[Tagging] Time is now: tag ALL traffic signs in OSM

Colin Smale colin.smale at xs4all.nl
Sun May 21 11:15:31 UTC 2017


On 2017-05-21 12:36, Martin Koppenhoefer wrote:

> 2017-05-20 11:26 GMT+02:00 yo paseopor <yopaseopor at gmail.com>:
> 
>> What do you think?
> 
> I'm only using this for cases where I find it important (mostly for other mappers to understand, where an observation of a sign was made, so they can better understand the tags of the effects, i.e. from where to where something applies), but feel free to tag all signs, why not, the definitions are already documented AFAIK. 
> 
> As this might not be clear from your mail and my sentence above: I am in favor though to tag the signs as signs (i.e. a node on the position of the sign) and NOT using sign tags for the interpretation (i.e. the supposed effect on a way or polygon to which the mapper thinks the sign applies).

What about the effect on a way or polygon to which the sign actually
does apply? If the presence of signs in OSM is to be actually useful
(apart from as a collection of poles with plates on them) they have to
be linked in some way to their effect. A "no overtaking" sign for
example - obviously (unless otherwise qualified) it starts from the
sign, but where does the restriction end? The end might not always be
explicitly signed. European traffic law is full of cases where a sign
applies until the next junction, but what counts as the "next junction"
may not be unambiguously obvious from the OSM data. And a give-way sign
must be unambiguously linked to the junction and road segment to which
it applies. I am convinced that geometry alone is not able to resolve
this in all cases, so an explicit model is also required. 
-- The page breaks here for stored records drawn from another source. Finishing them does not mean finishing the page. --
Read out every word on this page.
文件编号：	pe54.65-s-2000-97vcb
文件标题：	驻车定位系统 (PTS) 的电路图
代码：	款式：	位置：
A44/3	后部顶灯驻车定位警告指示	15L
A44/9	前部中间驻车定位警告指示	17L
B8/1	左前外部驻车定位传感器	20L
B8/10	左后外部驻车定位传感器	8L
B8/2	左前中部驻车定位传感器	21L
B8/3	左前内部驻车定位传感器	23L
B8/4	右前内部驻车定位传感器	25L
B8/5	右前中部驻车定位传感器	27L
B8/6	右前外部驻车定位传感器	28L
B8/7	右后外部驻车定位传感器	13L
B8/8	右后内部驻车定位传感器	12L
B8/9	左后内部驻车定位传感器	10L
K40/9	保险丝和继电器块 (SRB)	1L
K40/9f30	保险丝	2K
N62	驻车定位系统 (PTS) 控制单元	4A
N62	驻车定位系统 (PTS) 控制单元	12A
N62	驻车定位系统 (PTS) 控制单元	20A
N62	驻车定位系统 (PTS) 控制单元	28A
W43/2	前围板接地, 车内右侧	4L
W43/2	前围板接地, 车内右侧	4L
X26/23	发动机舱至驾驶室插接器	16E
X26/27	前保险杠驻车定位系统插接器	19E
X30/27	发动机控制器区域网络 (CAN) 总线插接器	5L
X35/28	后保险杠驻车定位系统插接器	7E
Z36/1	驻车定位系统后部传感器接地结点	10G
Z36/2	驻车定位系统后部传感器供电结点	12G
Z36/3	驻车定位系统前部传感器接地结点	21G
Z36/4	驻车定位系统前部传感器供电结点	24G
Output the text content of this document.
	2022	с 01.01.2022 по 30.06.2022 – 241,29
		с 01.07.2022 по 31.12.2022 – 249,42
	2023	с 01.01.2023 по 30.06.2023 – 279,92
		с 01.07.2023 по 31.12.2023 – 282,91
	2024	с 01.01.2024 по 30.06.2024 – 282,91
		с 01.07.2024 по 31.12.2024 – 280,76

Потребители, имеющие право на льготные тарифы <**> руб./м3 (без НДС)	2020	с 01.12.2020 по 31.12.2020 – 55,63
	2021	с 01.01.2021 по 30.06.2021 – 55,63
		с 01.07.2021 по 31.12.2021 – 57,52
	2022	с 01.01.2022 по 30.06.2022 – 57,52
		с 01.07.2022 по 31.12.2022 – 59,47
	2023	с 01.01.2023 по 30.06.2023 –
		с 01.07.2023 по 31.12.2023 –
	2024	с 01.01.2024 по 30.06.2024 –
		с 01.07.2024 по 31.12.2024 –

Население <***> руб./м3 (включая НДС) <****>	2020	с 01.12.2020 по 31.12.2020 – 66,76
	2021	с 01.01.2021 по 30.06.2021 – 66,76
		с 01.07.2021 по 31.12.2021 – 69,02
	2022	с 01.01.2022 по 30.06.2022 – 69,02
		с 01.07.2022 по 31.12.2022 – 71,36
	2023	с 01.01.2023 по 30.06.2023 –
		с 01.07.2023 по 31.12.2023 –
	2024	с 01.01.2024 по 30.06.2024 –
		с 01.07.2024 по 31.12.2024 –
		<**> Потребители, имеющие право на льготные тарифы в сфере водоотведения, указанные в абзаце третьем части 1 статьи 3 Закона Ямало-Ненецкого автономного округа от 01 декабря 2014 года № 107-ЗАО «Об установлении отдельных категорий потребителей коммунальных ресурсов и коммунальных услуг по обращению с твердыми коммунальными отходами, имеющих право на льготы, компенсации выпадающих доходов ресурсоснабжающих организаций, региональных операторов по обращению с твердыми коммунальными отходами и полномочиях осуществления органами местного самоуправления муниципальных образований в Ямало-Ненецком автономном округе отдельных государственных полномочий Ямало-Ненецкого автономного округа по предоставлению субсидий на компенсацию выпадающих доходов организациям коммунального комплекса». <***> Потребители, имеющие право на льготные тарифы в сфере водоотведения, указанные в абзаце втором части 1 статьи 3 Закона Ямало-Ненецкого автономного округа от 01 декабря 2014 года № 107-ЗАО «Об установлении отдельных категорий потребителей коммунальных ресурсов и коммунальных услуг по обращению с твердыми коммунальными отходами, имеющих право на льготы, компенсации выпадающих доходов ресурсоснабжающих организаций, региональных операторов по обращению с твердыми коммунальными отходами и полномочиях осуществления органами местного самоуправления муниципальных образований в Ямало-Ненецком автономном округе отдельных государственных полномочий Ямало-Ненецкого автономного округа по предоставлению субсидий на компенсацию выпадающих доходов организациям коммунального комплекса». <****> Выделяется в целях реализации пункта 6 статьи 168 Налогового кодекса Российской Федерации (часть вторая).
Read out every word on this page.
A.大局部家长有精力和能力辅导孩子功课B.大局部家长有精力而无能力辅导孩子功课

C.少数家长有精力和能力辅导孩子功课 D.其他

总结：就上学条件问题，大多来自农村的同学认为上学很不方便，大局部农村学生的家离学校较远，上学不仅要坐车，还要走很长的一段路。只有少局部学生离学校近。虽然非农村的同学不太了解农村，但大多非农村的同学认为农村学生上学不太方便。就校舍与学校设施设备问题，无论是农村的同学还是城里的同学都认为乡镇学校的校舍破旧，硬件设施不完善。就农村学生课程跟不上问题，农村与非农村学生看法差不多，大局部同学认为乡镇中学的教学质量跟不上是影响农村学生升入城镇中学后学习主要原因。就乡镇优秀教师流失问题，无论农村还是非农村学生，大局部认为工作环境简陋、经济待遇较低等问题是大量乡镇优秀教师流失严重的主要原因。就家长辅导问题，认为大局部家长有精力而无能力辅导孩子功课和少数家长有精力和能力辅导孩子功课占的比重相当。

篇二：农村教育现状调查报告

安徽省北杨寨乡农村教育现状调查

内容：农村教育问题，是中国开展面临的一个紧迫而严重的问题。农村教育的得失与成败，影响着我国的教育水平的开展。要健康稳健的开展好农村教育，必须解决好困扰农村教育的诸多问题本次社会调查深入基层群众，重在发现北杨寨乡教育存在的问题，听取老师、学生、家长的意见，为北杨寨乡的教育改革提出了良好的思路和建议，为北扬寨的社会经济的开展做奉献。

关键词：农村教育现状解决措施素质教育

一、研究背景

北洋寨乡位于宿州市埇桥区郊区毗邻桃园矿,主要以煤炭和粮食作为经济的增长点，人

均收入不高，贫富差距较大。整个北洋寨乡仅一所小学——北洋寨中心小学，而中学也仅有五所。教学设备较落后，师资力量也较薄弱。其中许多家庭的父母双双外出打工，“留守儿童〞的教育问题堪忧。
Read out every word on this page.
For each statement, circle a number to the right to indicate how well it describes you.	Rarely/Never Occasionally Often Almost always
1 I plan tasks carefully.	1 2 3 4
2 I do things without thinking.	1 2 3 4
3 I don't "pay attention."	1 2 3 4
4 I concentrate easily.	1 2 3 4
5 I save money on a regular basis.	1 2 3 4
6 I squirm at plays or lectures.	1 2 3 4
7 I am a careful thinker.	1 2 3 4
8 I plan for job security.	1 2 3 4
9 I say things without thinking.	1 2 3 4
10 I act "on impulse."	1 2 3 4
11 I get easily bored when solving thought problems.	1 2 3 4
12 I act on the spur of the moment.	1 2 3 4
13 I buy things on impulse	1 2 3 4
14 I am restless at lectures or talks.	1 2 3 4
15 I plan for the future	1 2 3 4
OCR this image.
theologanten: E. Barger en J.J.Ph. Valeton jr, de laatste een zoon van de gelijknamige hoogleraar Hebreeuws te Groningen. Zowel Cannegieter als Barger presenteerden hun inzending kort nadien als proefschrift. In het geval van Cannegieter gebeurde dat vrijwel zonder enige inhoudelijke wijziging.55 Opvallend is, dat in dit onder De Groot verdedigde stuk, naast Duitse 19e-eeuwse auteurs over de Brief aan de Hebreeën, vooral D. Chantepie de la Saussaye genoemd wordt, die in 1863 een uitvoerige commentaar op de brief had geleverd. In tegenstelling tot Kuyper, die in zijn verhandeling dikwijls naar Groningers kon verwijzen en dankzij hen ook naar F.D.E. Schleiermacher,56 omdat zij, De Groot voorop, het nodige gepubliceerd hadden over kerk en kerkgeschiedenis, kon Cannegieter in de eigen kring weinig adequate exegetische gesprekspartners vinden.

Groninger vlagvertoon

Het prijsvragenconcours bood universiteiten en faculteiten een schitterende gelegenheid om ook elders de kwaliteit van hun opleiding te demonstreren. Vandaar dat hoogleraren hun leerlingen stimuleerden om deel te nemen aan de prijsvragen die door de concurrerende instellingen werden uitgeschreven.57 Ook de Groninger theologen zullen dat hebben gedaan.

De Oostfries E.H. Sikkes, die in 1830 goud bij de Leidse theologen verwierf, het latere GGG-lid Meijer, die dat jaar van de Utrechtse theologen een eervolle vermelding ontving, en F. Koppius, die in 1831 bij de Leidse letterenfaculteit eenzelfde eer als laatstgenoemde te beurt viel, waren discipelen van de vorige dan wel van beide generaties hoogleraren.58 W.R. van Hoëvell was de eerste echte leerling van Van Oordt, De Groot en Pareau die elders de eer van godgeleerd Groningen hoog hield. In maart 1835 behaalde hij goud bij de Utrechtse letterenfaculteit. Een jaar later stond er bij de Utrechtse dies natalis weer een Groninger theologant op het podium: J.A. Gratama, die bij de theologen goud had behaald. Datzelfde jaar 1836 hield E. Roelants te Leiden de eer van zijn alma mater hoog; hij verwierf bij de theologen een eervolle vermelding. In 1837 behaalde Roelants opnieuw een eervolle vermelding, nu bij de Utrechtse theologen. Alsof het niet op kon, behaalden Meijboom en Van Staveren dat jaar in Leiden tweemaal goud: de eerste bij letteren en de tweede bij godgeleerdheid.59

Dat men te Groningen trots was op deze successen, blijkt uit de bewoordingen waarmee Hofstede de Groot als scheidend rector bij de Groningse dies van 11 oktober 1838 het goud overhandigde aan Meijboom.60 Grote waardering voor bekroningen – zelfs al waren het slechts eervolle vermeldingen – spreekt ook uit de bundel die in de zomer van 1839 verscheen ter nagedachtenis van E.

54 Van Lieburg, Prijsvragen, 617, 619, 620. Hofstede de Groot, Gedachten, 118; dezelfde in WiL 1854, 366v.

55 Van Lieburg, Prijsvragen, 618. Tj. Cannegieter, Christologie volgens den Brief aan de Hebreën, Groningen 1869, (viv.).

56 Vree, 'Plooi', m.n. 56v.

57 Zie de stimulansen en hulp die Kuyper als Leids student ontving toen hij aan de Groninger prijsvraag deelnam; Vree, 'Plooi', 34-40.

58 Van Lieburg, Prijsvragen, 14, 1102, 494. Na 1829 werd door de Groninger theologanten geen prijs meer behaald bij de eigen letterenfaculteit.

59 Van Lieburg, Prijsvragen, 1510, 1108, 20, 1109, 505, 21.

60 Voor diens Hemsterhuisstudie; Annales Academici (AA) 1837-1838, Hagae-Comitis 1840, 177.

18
Maybe you think it is not a valid use case for OSM to be able to provide
driving hints? I wish we could agree on these basic, fundamental mission
statements for OSM. It would help to have that framework "in a poster on
the wall" in discussions such as this. In the mean time, OSM remains a
free society where you don't find out about the limits until someone
complains. Then "Animal Farm" kicks in - the issue remains unresolved
and everybody retreats in a bad temper.